Does Measuring Your Food Add Up?



diet journalMeasuring and monitoring your food intake – a strategy that may involve counting points or calories, weighing and measuring your food and drink, paying attention to food labels or calories on menu boards, obsessing about added fat or sugar, and excluding or limiting certain foods, are the backbone of virtually all weight management strategies.

Indeed, there is enough evidence in the literature to show that most “successful” dieters develop a somewhat obsessive relationship to accounting for every bite they put in their mouths – measuring, counting, adding, journaling, avoiding and restricting become part of their daily routine. For some it becomes so automatic a behaviour, that they are no longer even conscious of doing it (nor do many stop to realise just how “abnormal” such a behaviour actual is).

If this helps them better manage their weight – good for them. As a strategy for the population – or in other words when measured in terms of “effectiveness” – such an approach is bound to fail. This is because most people are simply not going to live their lives that way (and who can blame them?).

That said, it turns out that calorie counting (in whatever form) may indeed be the only behavioural weight management strategy that actually works (albeit with rather modest results).

This is apparent from a new meta-analysis by J. Hartmann-Boyce and colleagues from a UK-based Behavioural Weight Management Review Group, published in Obesity Reviews.

The rather painstaking systematic review, meta-analysis and meta-regression included 37 randomized controlled trials of multicomponent behavioural weight management programmes in over 16,000 overweight and obese adults.
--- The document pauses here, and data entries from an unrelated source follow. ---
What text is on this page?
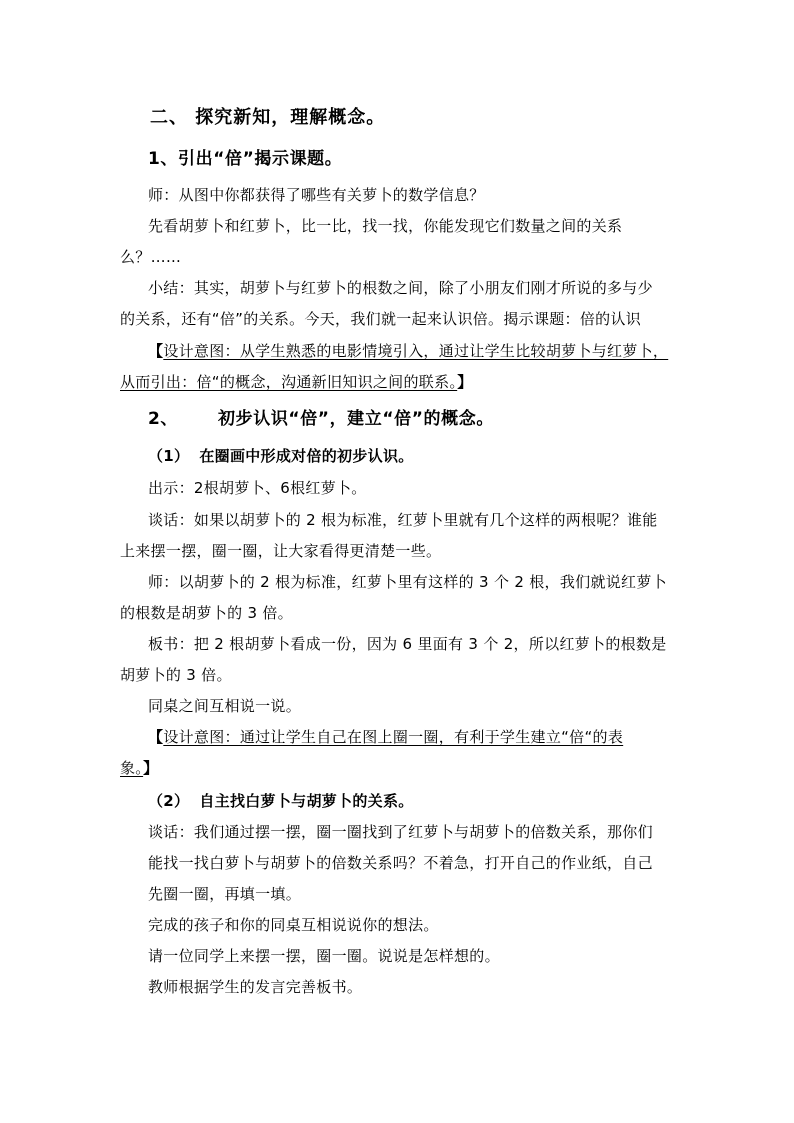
二、 探究新知，理解概念。
1、引出“倍”揭示课题。
师：从图中你都获得了哪些有关萝卜的数学信息？
先看胡萝卜和红萝卜，比一比，找一找，你能发现它们数量之间的关系
么？……
小结：其实，胡萝卜与红萝卜的根数之间，除了小朋友们刚才所说的多与少
的关系，还有“倍”的关系。今天，我们就一起来认识倍。揭示课题：倍的认识
【设计意图：从学生熟悉的电影情境引入，通过让学生比较胡萝卜与红萝卜，
从而引出：倍“的概念，沟通新旧知识之间的联系。】
2、 初步认识“倍”，建立“倍”的概念。
（1） 在圈画中形成对倍的初步认识。
出示：2根胡萝卜、6根红萝卜。
谈话：如果以胡萝卜的 2 根为标准，红萝卜里就有几个这样的两根呢？谁能
上来摆一摆，圈一圈，让大家看得更清楚一些。
师：以胡萝卜的 2 根为标准，红萝卜里有这样的 3 个 2 根，我们就说红萝卜
的根数是胡萝卜的 3 倍。
板书：把 2 根胡萝卜看成一份，因为 6 里面有 3 个 2，所以红萝卜的根数是
胡萝卜的 3 倍。
同桌之间互相说一说。
【设计意图：通过让学生自己在图上圈一圈，有利于学生建立“倍“的表
象。】
（2） 自主找白萝卜与胡萝卜的关系。
谈话：我们通过摆一摆，圈一圈找到了红萝卜与胡萝卜的倍数关系，那你们
能找一找白萝卜与胡萝卜的倍数关系吗？不着急，打开自己的作业纸，自己
先圈一圈，再填一填。
完成的孩子和你的同桌互相说说你的想法。
请一位同学上来摆一摆，圈一圈。说说是怎样想的。
教师根据学生的发言完善板书。
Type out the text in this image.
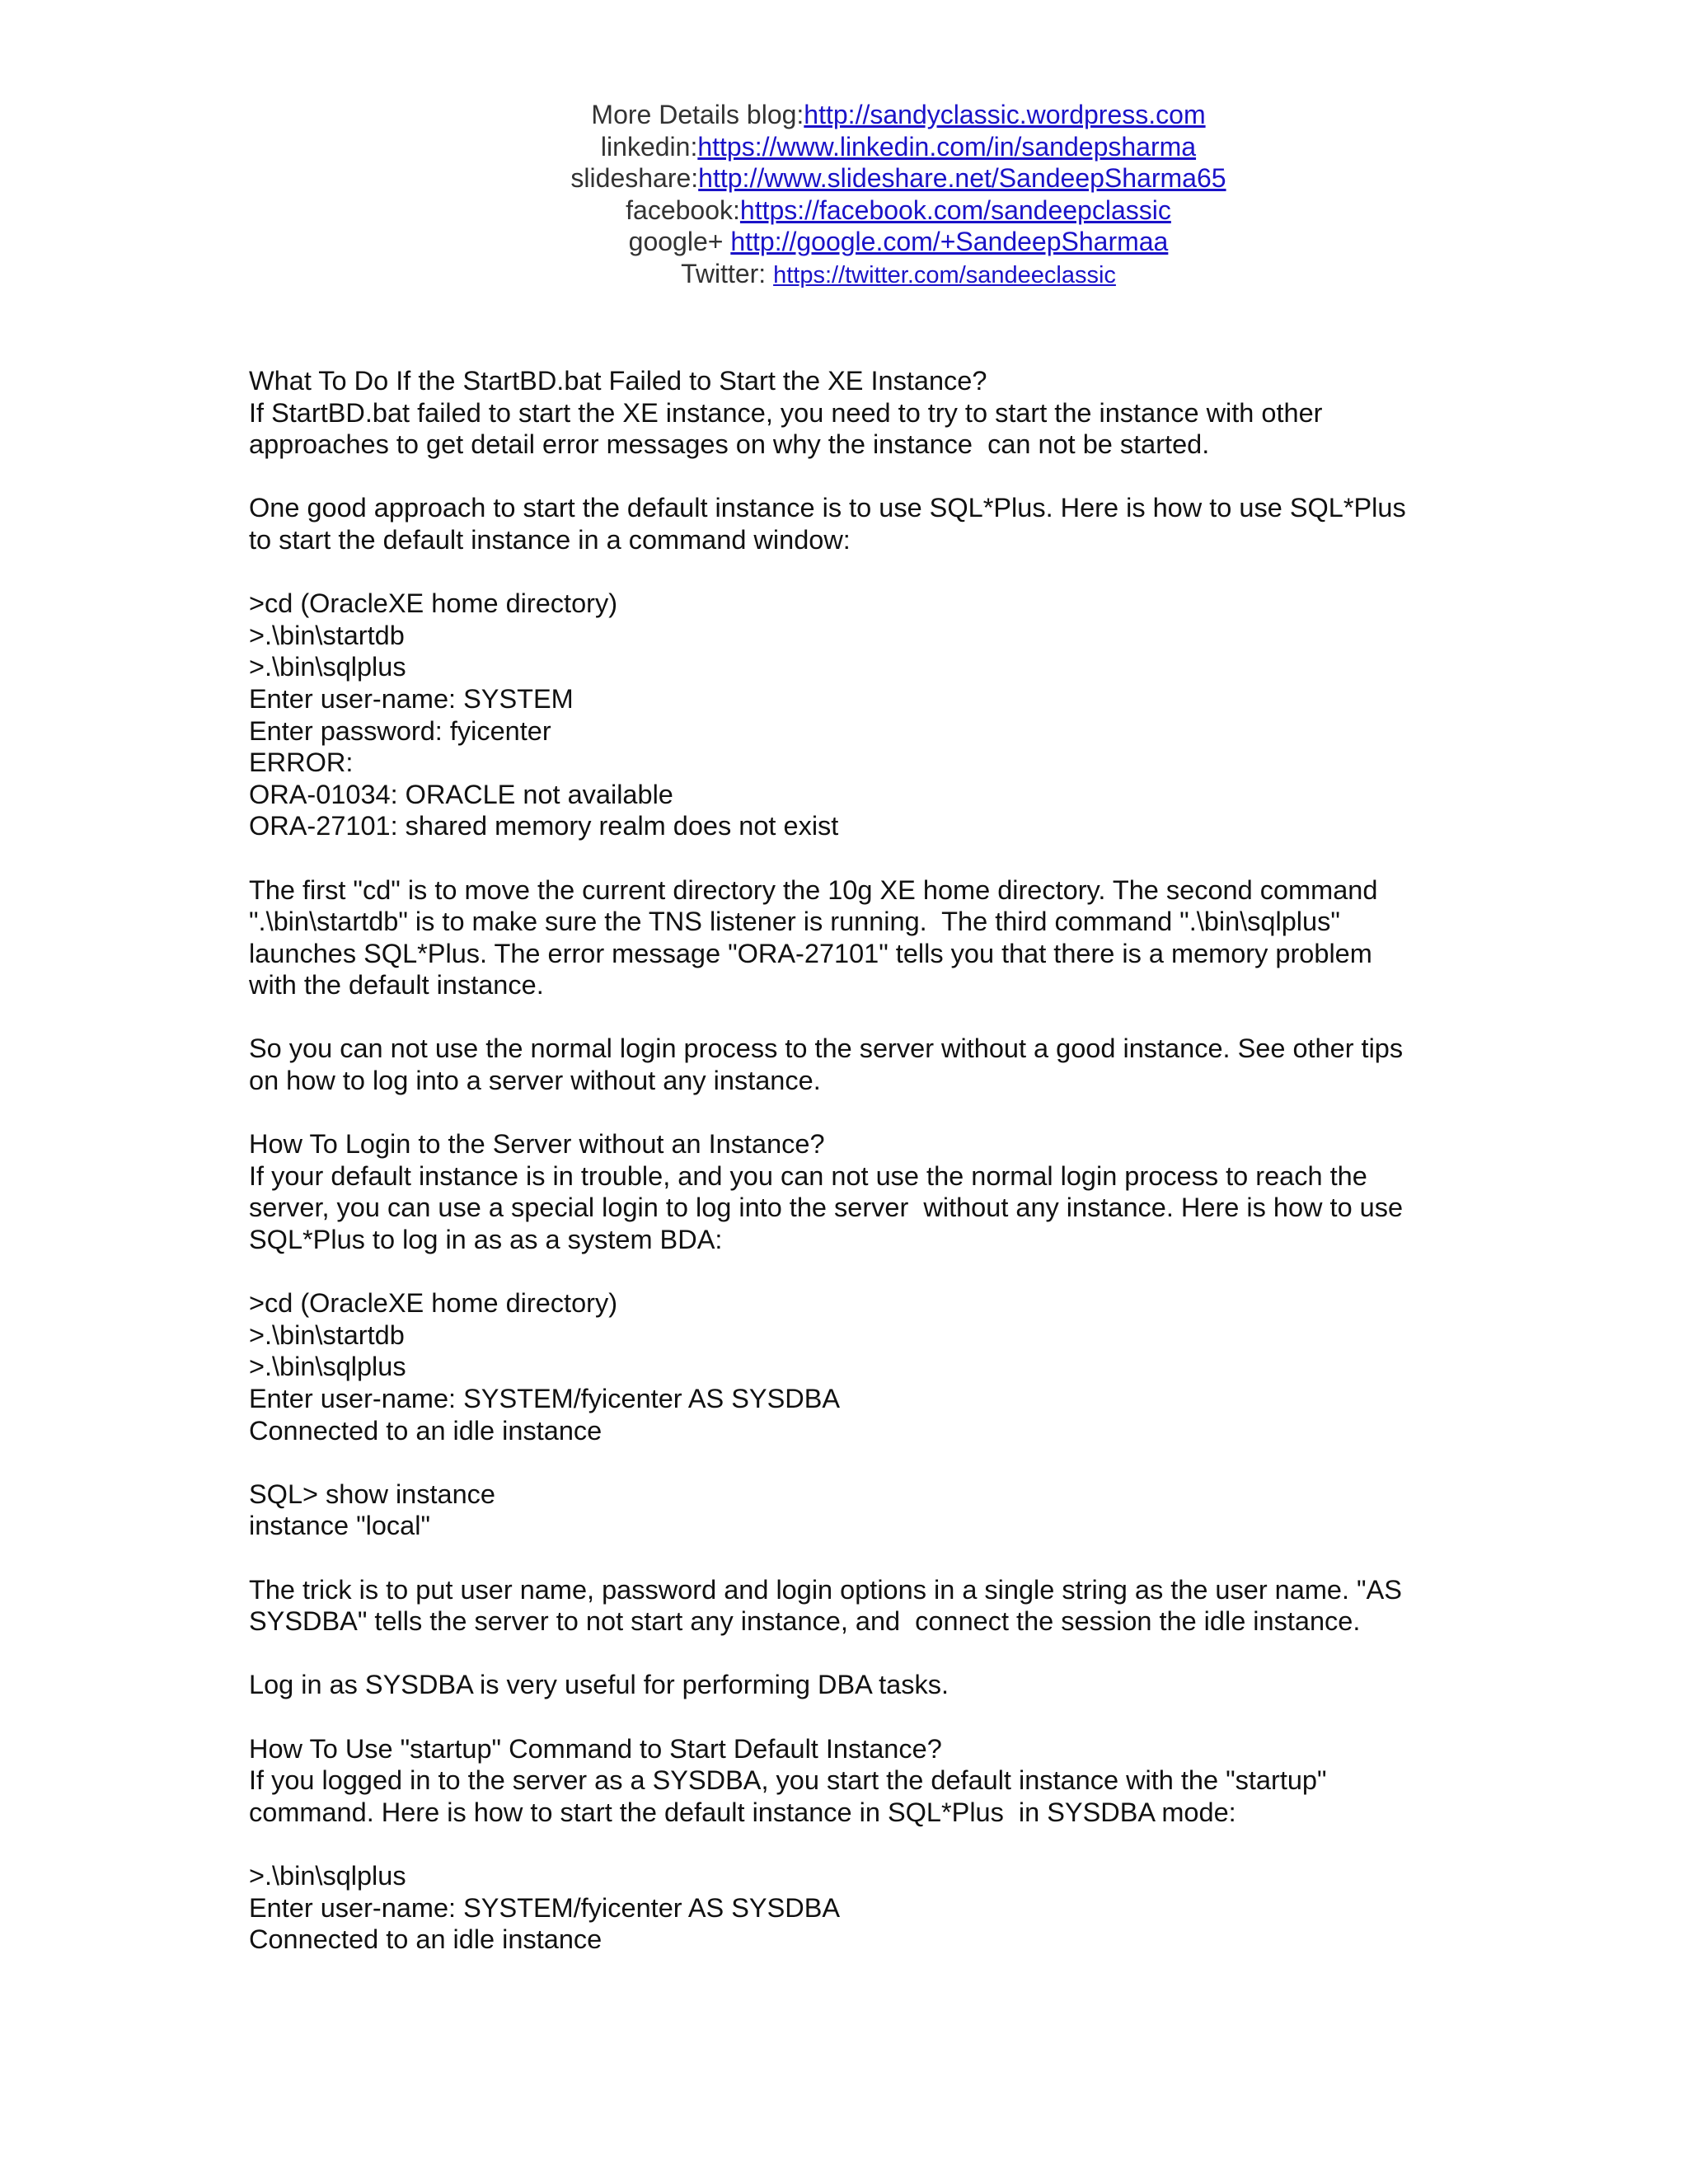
More Details blog:http://sandyclassic.wordpress.com
linkedin:https://www.linkedin.com/in/sandepsharma
slideshare:http://www.slideshare.net/SandeepSharma65
facebook:https://facebook.com/sandeepclassic
google+ http://google.com/+SandeepSharmaa
Twitter: https://twitter.com/sandeeclassic
What To Do If the StartBD.bat Failed to Start the XE Instance?
If StartBD.bat failed to start the XE instance, you need to try to start the instance with other
approaches to get detail error messages on why the instance  can not be started.
One good approach to start the default instance is to use SQL*Plus. Here is how to use SQL*Plus
to start the default instance in a command window:
>cd (OracleXE home directory)
>.\bin\startdb
>.\bin\sqlplus
Enter user-name: SYSTEM
Enter password: fyicenter
ERROR:
ORA-01034: ORACLE not available
ORA-27101: shared memory realm does not exist
The first "cd" is to move the current directory the 10g XE home directory. The second command
".\bin\startdb" is to make sure the TNS listener is running.  The third command ".\bin\sqlplus"
launches SQL*Plus. The error message "ORA-27101" tells you that there is a memory problem
with the default instance.
So you can not use the normal login process to the server without a good instance. See other tips
on how to log into a server without any instance.
How To Login to the Server without an Instance?
If your default instance is in trouble, and you can not use the normal login process to reach the
server, you can use a special login to log into the server  without any instance. Here is how to use
SQL*Plus to log in as as a system BDA:
>cd (OracleXE home directory)
>.\bin\startdb
>.\bin\sqlplus
Enter user-name: SYSTEM/fyicenter AS SYSDBA
Connected to an idle instance
SQL> show instance
instance "local"
The trick is to put user name, password and login options in a single string as the user name. "AS
SYSDBA" tells the server to not start any instance, and  connect the session the idle instance.
Log in as SYSDBA is very useful for performing DBA tasks.
How To Use "startup" Command to Start Default Instance?
If you logged in to the server as a SYSDBA, you start the default instance with the "startup"
command. Here is how to start the default instance in SQL*Plus  in SYSDBA mode:
>.\bin\sqlplus
Enter user-name: SYSTEM/fyicenter AS SYSDBA
Connected to an idle instance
While the overall effect of these interventions at 12 months was a rather meagre 2.8 Kg weight loss, the authors went to great lengths to try to dissect out what worked and what did not.

Thus, for e.g. there was no evidence that supervised physical activity, frequency of contact (rather surprisingly), or in-person contact were related to overall effectiveness.

In fact, the meta-regression analysis found only three factors that had a somewhat greater impact:

1) Calorie-counting (-3.3 Kg)

2) Contact with a dietitian (-1.5 Kg)

3) Behaviour change techniques that compare one participant’s behaviour to others (-2.9 Kg)

Thus, the authors conclude that programs involving some form of calorie-counting and contact with a dietitian may be the most effective. I would add to the list interventions that include group settings where participants can compare notes.

But with all of this said, the real message is  just how modest the outcomes of behavioural approaches to obesity actually are – in fact the finding from this analysis fly in the face of what most people (health professionals included) are convinced is possible based on anecdotes (“success stories”) and from what  commercial and non-commercials programs  so often claim (with virtually no published or otherwise publicly accessible data to support these claims).

Indeed, if I were to tell my patients that they need to start counting calories so that they can lose an additional 5 lbs, most would probably be walking out of my office never to return.

Thus, if anything, this analyses should conclusively lay to rest the notion that for most people, clinically meaningful weight loss can be achieved (and maintained) through behavioural interventions alone.

This is not to say that behavioural interventions in obese individuals (including physical activity) are not beneficial – they are, just not for weight loss.

As I have said before (and restate every time I get a chance) – improving health behaviours can certainly lead to a healthier you – whether that you is leaner or not is an entirely different (and less important?) question.

It turns out that getting your cortex to run your hypothalamus is far more difficult that you may think.

As discussed in  earlier posts, the key problem with these behavioural approaches is that they are designed to change behaviour – what we need are behavioural approaches designed to change physiology – that is a very different order.